Question for Department for Environment, Food and Rural Affairs

UIN 38743, tabled on 18 July 2022

To ask the Secretary of State for Environment, Food and Rural Affairs, what progress his Department has made in developing a vaccine to protect against avian flu.

Answered on

22 July 2022

Defra’s objective in tackling any outbreak of avian influenza is to eradicate the disease as quickly as possible from the UK poultry and captive-bird population and regain UK World Organisation for Animal Health (WOAH) disease-free status. Defra’s policy on vaccination is set out in the Notifiable Avian Disease Control Strategy for Great Britain ( and in separate guidance on GOV.UK ( Outside of zoos, the vaccination of birds as an immediate disease control response is not currently permitted. Swift and humane culling of birds on infected premises coupled with good biosecurity including the separation of poultry and other captive birds from wild birds and disease surveillance remains the most effective means of controlling the disease.

Commercial avian influenza vaccines are available; however, these vaccines are unlikely to provide full protection for the current strains of highly pathogenic avian influenza circulating in the UK and continental Europe, or cross-protection to other strains which may circulate in the future. At present, vaccination can help to reduce mortality, but it is likely that some vaccinated birds would still be capable of transmitting avian influenza if they became infected. This would increase the time taken to detect and eradicate the virus.

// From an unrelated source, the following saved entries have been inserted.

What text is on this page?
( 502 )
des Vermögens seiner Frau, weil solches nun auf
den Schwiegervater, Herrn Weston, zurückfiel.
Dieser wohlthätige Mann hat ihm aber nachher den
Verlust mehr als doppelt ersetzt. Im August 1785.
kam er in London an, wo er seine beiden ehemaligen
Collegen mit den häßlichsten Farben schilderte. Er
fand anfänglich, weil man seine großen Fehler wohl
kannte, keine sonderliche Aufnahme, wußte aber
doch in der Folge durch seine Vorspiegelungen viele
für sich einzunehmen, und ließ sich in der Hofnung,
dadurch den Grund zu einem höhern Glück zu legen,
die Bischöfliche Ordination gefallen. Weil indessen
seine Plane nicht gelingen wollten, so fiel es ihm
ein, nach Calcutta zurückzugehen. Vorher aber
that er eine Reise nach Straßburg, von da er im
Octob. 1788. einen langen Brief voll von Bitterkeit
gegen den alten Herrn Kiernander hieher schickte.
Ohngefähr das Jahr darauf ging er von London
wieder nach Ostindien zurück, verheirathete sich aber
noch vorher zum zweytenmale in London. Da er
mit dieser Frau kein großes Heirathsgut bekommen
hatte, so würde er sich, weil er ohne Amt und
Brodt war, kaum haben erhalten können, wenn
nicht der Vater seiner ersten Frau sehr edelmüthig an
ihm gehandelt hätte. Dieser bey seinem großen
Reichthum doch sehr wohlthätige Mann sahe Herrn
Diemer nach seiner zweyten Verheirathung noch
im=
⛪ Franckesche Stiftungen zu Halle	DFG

In addition, there are a number of practical, animal welfare and commercial disadvantages relating to the use of currently available vaccines which would present significant logistical and cost challenges to industry. These vaccines need to be delivered by individually injecting each bird and, since it is difficult to differentiate infected from vaccinated birds, this leads to issues relating to exporting poultry and their products to other countries.

Current policy is in line with international standards of best practice for disease control. It reflects our experience of responding to past outbreaks of exotic animal disease.

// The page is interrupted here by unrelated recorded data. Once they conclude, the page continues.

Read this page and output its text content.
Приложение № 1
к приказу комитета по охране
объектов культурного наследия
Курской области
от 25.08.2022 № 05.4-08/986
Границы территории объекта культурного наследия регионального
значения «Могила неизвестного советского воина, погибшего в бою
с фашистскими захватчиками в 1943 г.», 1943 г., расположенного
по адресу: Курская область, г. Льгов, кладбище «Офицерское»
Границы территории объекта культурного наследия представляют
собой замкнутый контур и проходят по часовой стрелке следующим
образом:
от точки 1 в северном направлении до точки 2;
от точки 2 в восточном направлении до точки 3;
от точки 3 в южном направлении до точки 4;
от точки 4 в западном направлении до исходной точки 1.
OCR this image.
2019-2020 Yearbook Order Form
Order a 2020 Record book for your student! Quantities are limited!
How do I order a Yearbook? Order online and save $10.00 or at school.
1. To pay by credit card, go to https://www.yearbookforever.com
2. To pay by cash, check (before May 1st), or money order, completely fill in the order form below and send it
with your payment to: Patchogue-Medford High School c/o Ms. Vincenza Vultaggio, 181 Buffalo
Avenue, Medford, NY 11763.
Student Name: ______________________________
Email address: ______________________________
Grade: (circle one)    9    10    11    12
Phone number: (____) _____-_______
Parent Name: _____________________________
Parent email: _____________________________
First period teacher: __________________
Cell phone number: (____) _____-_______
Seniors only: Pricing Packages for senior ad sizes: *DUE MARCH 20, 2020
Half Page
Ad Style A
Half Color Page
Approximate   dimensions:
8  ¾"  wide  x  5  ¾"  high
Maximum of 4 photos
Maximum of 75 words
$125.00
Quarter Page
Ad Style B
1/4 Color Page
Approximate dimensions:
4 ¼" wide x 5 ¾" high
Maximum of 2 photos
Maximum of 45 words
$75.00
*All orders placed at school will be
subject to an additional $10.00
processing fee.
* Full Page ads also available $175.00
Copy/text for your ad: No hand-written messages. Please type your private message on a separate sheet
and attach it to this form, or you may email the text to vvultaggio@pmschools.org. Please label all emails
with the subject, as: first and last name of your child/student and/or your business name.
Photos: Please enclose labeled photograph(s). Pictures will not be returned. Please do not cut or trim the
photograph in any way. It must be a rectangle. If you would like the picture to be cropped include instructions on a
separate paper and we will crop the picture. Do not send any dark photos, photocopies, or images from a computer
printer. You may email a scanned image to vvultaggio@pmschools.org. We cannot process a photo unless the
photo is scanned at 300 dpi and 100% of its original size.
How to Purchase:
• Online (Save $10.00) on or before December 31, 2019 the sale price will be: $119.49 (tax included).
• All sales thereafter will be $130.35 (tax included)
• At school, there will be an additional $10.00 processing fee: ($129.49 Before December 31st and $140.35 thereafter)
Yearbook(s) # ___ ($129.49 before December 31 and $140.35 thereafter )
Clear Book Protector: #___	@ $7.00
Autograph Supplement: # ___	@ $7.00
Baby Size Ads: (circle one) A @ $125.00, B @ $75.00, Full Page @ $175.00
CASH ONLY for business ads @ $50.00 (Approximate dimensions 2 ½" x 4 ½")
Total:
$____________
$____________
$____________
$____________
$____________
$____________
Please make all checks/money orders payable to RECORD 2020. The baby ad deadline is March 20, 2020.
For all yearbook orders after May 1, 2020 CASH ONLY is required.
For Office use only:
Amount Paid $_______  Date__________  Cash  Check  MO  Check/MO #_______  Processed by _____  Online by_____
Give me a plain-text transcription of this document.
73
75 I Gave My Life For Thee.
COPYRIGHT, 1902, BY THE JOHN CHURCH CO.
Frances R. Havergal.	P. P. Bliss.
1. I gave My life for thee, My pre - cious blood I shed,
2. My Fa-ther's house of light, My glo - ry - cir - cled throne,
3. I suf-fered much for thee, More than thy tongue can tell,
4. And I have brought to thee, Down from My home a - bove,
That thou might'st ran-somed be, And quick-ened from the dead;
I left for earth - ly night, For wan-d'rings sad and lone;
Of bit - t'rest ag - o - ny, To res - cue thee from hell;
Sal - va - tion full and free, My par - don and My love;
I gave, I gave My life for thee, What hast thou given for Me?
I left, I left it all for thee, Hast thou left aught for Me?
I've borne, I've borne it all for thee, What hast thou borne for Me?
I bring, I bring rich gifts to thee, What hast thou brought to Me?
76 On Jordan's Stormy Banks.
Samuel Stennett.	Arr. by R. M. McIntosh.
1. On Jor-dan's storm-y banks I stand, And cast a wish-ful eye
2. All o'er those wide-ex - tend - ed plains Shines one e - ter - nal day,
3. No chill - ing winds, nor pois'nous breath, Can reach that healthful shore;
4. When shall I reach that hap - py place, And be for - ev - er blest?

Defra continues to invest in avian influenza research and last month launched a new consortium, led by the Animal and Plant Health Agency, to fund research to help us prepare for future outbreaks. In addition, we continue to monitor the current situation both in Europe and globally, as well as the effectiveness of any disease control measures taken, including vaccine development. Any future decisions on disease control measures, including the use of vaccination, will be based upon the latest scientific, ornithological, and veterinary advice.